For the past decade, the sophistication of the high voltage control system has meant it has to be de-commissioned (or powered down) by software, followed by accessing a special connector and then disconnecting the 12V battery. To recommission, the system the process is reversed. The operation puts the traction battery to sleep – failure to follow this process means the process to re-commission the system is significantly longer and more intricate.

Additional body systems such as powered tailgate and window lifters will also still need to be re-set.

The opportunity to get this wrong without vehicle manufacturer instruction information is significant, and the associated costs to recover the situation can be significant too.

Crucially the traction battery condition needs to be checked.
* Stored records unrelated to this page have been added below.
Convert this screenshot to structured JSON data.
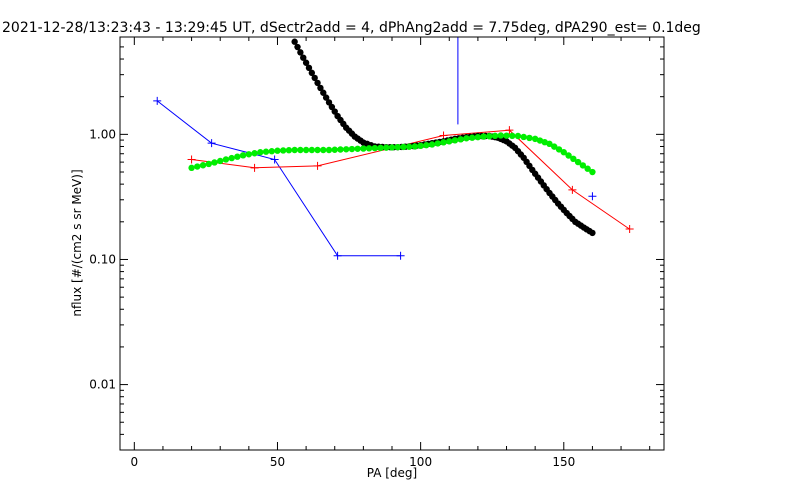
{
  "chart_data": {
    "type": "line",
    "title": "2021-12-28/13:23:43 - 13:29:45 UT, dSectr2add = 4, dPhAng2add = 7.75deg, dPA290_est=   0.1deg",
    "xlabel": "PA [deg]",
    "ylabel": "nflux [#/(cm2 s sr MeV)]",
    "xlim": [
      -5,
      185
    ],
    "ylim": [
      0.003,
      6
    ],
    "yscale": "log",
    "xticks": [
      0,
      50,
      100,
      150
    ],
    "xtick_labels": [
      "0",
      "50",
      "100",
      "150"
    ],
    "yticks": [
      0.01,
      0.1,
      1.0
    ],
    "ytick_labels": [
      "0.01",
      "0.10",
      "1.00"
    ],
    "grid": false,
    "legend": "none",
    "colors": {
      "blue": "#0000ff",
      "red": "#ff0000",
      "green": "#00ee00",
      "black": "#000000"
    },
    "series": [
      {
        "style": "line+plus",
        "color": "#0000ff",
        "x": [
          8,
          27,
          49,
          71,
          93
        ],
        "y": [
          1.85,
          0.85,
          0.63,
          0.107,
          0.107
        ]
      },
      {
        "style": "plus",
        "color": "#0000ff",
        "x": [
          160
        ],
        "y": [
          0.32
        ]
      },
      {
        "style": "line+plus",
        "color": "#ff0000",
        "x": [
          20,
          42,
          64,
          108,
          131,
          153,
          173
        ],
        "y": [
          0.63,
          0.54,
          0.56,
          0.98,
          1.08,
          0.36,
          0.175
        ]
      },
      {
        "style": "dots",
        "color": "#000000",
        "x": [
          56,
          59,
          62,
          65,
          68,
          71,
          74,
          77,
          80,
          84,
          88,
          92,
          96,
          100,
          104,
          108,
          112,
          116,
          120,
          124,
          127,
          130,
          133,
          136,
          139,
          142,
          145,
          148,
          151,
          154,
          157,
          160
        ],
        "y": [
          5.5,
          4.1,
          3.1,
          2.35,
          1.8,
          1.4,
          1.13,
          0.96,
          0.86,
          0.8,
          0.79,
          0.79,
          0.8,
          0.82,
          0.85,
          0.88,
          0.92,
          0.95,
          0.97,
          0.97,
          0.94,
          0.88,
          0.78,
          0.65,
          0.52,
          0.42,
          0.34,
          0.28,
          0.235,
          0.2,
          0.18,
          0.163
        ]
      },
      {
        "style": "dots",
        "color": "#00ee00",
        "x": [
          20,
          26,
          32,
          38,
          44,
          50,
          56,
          62,
          68,
          74,
          80,
          86,
          92,
          98,
          104,
          110,
          116,
          122,
          128,
          134,
          140,
          145,
          150,
          155,
          160
        ],
        "y": [
          0.54,
          0.58,
          0.63,
          0.68,
          0.72,
          0.74,
          0.75,
          0.75,
          0.75,
          0.76,
          0.77,
          0.78,
          0.79,
          0.8,
          0.83,
          0.88,
          0.93,
          0.96,
          0.98,
          0.97,
          0.92,
          0.84,
          0.72,
          0.6,
          0.5
        ]
      },
      {
        "style": "line",
        "color": "#0000ff",
        "x": [
          113,
          113
        ],
        "y": [
          6,
          1.2
        ]
      }
    ]
  }
}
If there is any external damage, it needs to be scoped and may prompt advice to replace the entire pack. Whilst many vehicle manufacturers offer instructions to enable stripping battery packs, this is not easy, nor should it be tackled in the main area of a collision repairer’s workshop. Generally, this requires a dust-free, clean room. Further, many of the traction battery packs are contained in metal cases that are sealed and have an internal vacuum. If the case is opened, it will need to be re-sealed and tested after reassembly.

The high voltage control modules are effectively not ordinarily serviceable, and the same applies to the traction motor.

Outlook

This has been a snapshot of the current evolution of electrification, where vehicle manufacturers have addressed as many market opportunities as possible by offering multiple powertrains. So, in the space of one decade, we have moved from ‘petrol/diesel engine’ to at least four additional options – MHEV, HEV, PHEV and EV.

The offering will change as legislators move taxation penalties to discourage or encourage certain powertrains. The first to be hit has been the PHEV, but the technology offers significantly more potential than HEV. There will be a normalisation in time, but the current chaotic evolution will continue for at least another decade.

The recycling opportunities mainly lie with MHEV, HEV and PHEV, where the biggest sales volume is and will continue to be. For the strip/resale, the main value will be in the traction motor/transmission, power controller, charge port (PHEV only) and the battery, as long as it appears to be in good condition. In terms of raw materials, copper content is significantly greater in all cases compared to a non-electrified vehicle.

Recycling opportunities for EVs will remain specialised, due to the relatively small sales volumes. For strip/reseal, the main value will be the traction motor module(s), power controller, charge port and the battery. The latter is very dependent on the condition. For these larger battery packs, there is another use, which is mostly un-tested – power generation companies want to acquire these energy storage systems for use in the National Grid but seem unwilling to pay for it.

The repair of HV batteries is possible – vehicle manufacturers already publish processes to do this – but the content remains dedicated to a model range or even a single model type. This makes extraction of battery components for re-use tricky, and it will take years for the format to standardise.

This is what the powertrain revolution looks like at ground level today. It is very sophisticated and engineering centred. Recyclers have the front row seats.